Now, let’s move onto Winter. This season hits us hard with the thick, heavy, high alcohol brews. Who can complain about that? Those are basically dinner in a glass. Winter allows us to use the cold as an excuse to funnel such styles as Imperial Stouts and Winter Warmers down our throats. It’s cold out, lets warm up with this Bourbon Barrel Aged Imperial Chocolate Stout or… we could just put on a sweater. The sweater is faster, but where is the light headed feeling of enjoyment and an inflated sense of self-esteem that comes with large quantities of alcohol?! If it’s mid-August and I want a Winter Warmer, I’ll just crank up the AC and strip down to my skivvies. Although, that may be the reason I was offered a “work from home” position.

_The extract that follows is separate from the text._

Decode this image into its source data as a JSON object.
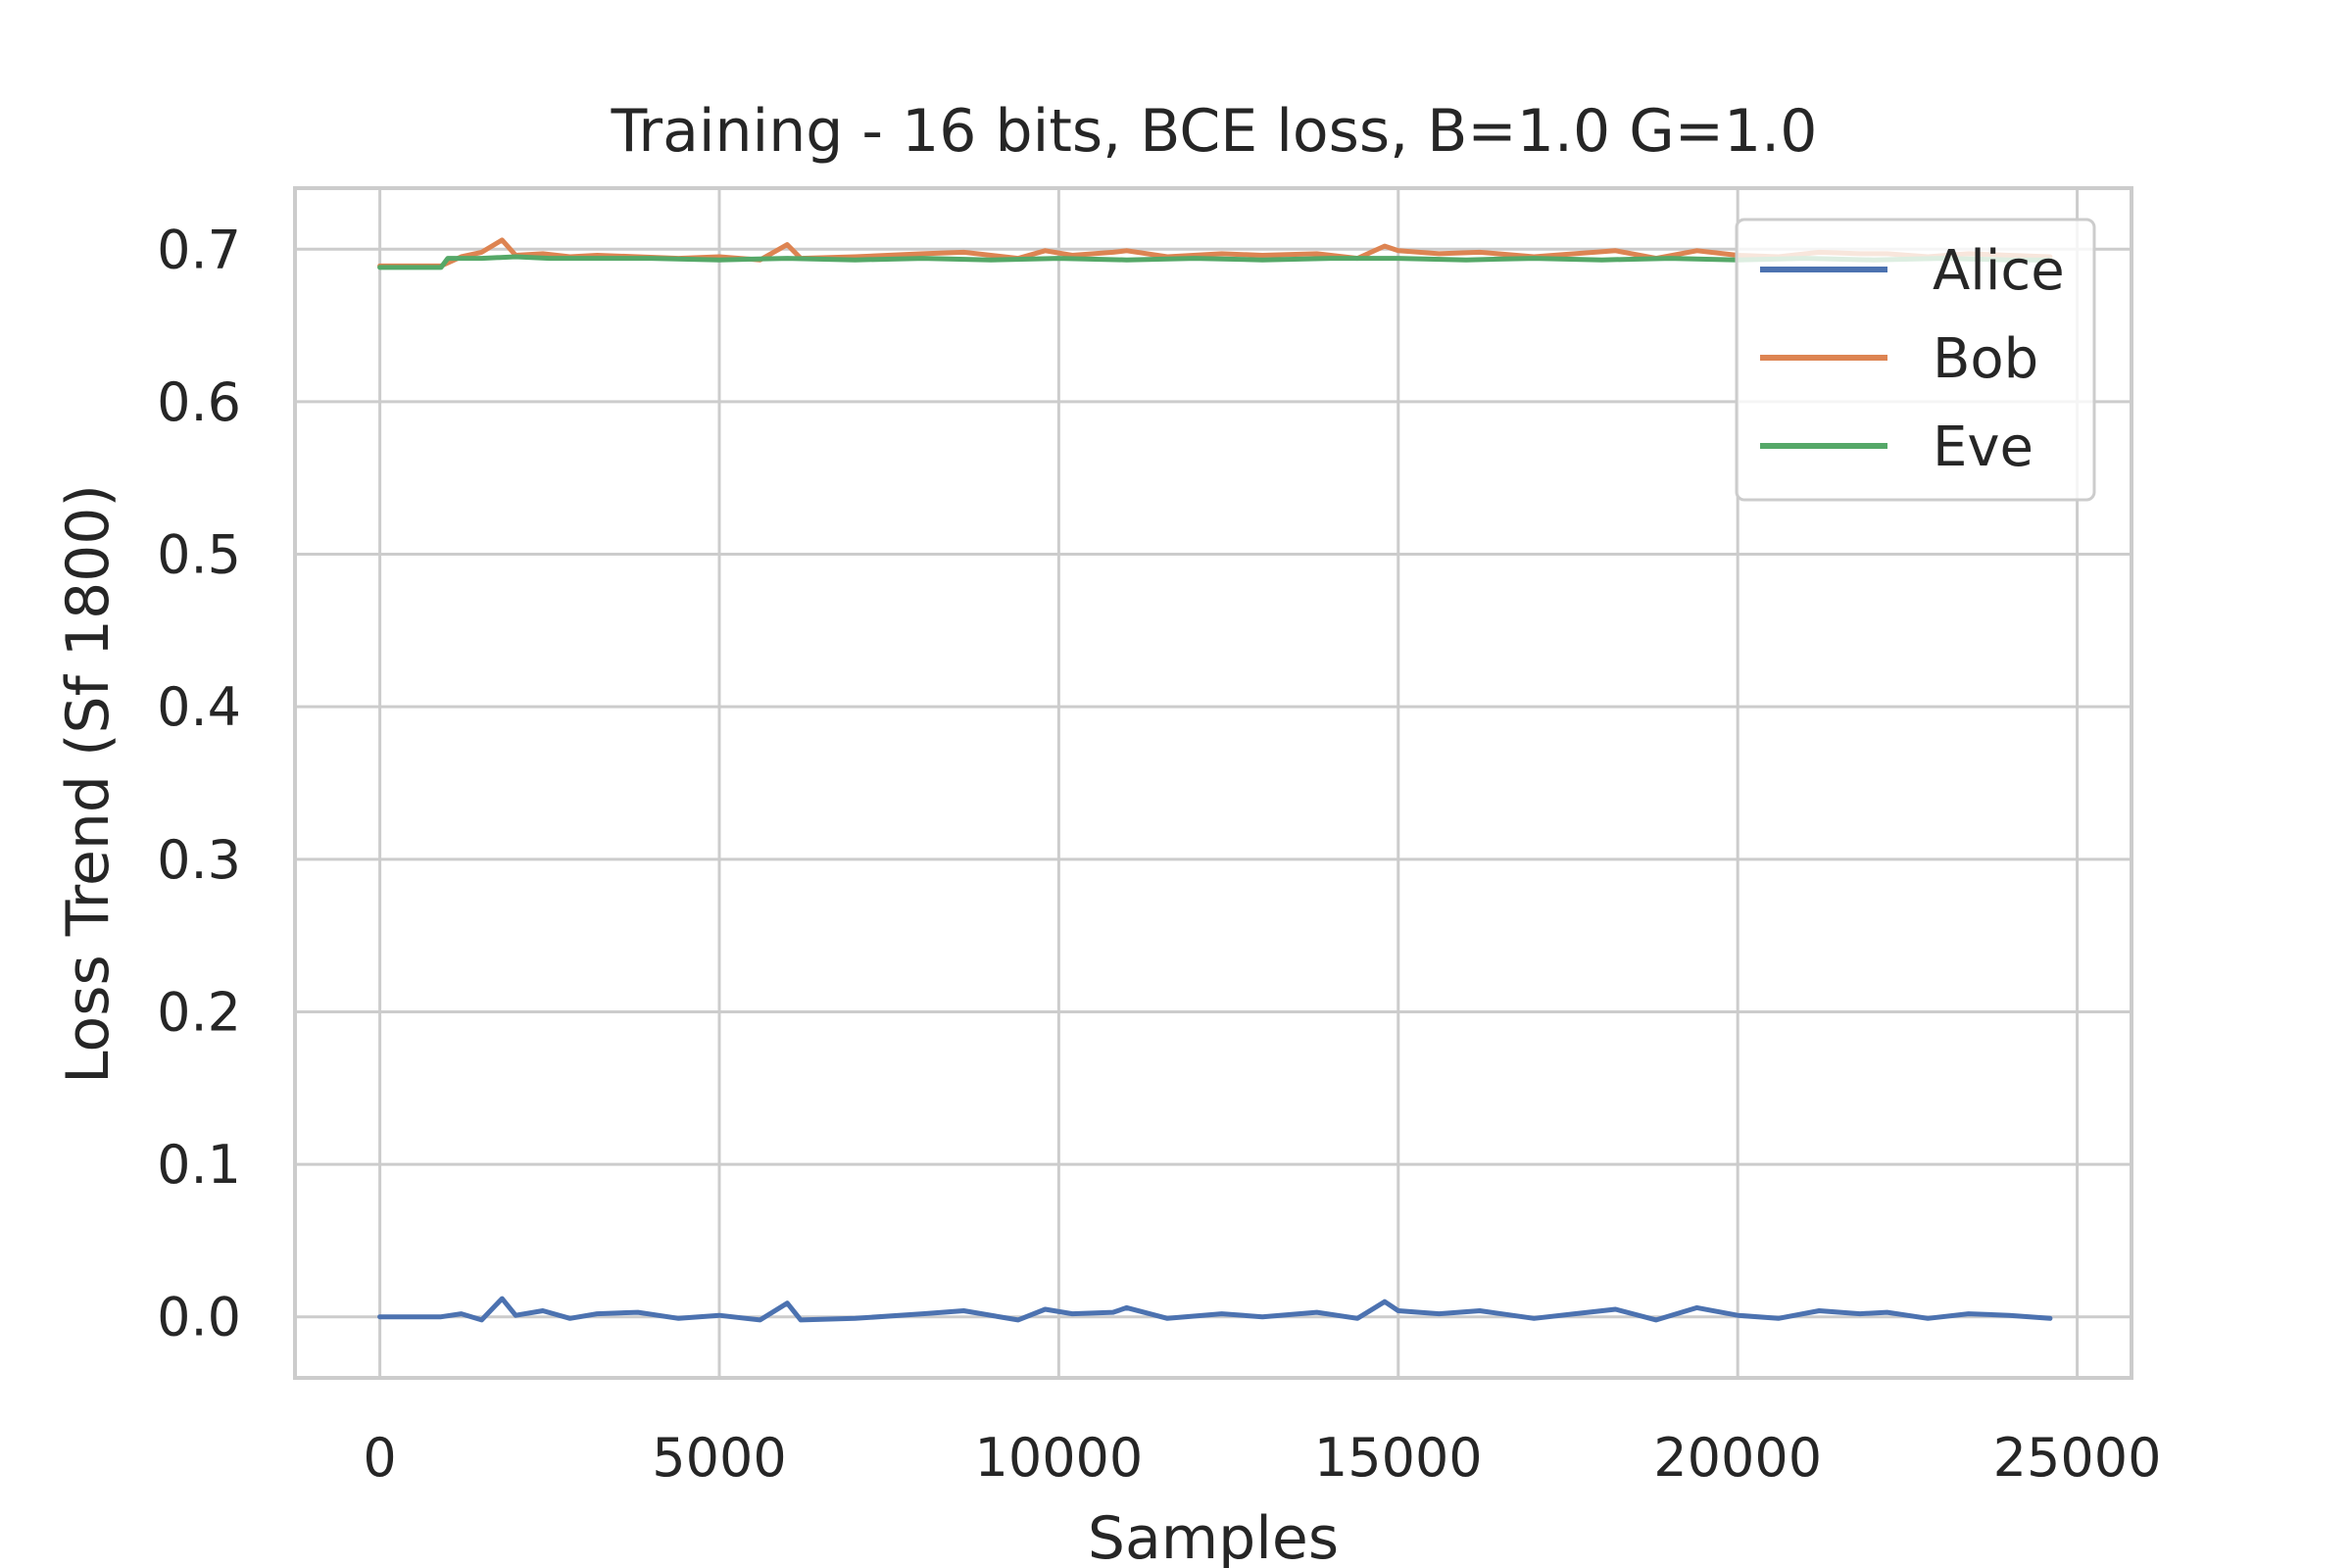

Spring gets the least amount of falderol when it comes to beer. You might find a few certain styles, like Saison or DIPA that claim they are meant for Spring, but that’s just a trick to get us to buy those beers and I fall for it every time. Spring means slightly warmer temperatures, birds singing, rain, and mud. If I want a beer that tastes like rain, mud and bird crap, I’ll just grab some vintage Meister Brau out of the dumpster, behind the drugstore.
Once we hit summer, the craft breweries have convinced us that we want light, crisp beers, like IPAs or Pilsners, that quench our thirst. I’m a beer lover and I will admit that there are not many things better than a cold beer on a hot day, but thirst quenching? I think not. There’s a reason spectators don’t hold mugs of lager out to passing marathon runners. Once again, I’m not sure the flavor of any of these beers changes from month to month.
Hey, if the brewers want to give me a reason to drink in celebration of the changing of the seasons, who am I to argue? Plus, the sale price of off-season beer makes me feel like I’m not putting every brewer’s kid through college, just the smart ones. I just wish I could get out a seasonal liver to help speed up the process.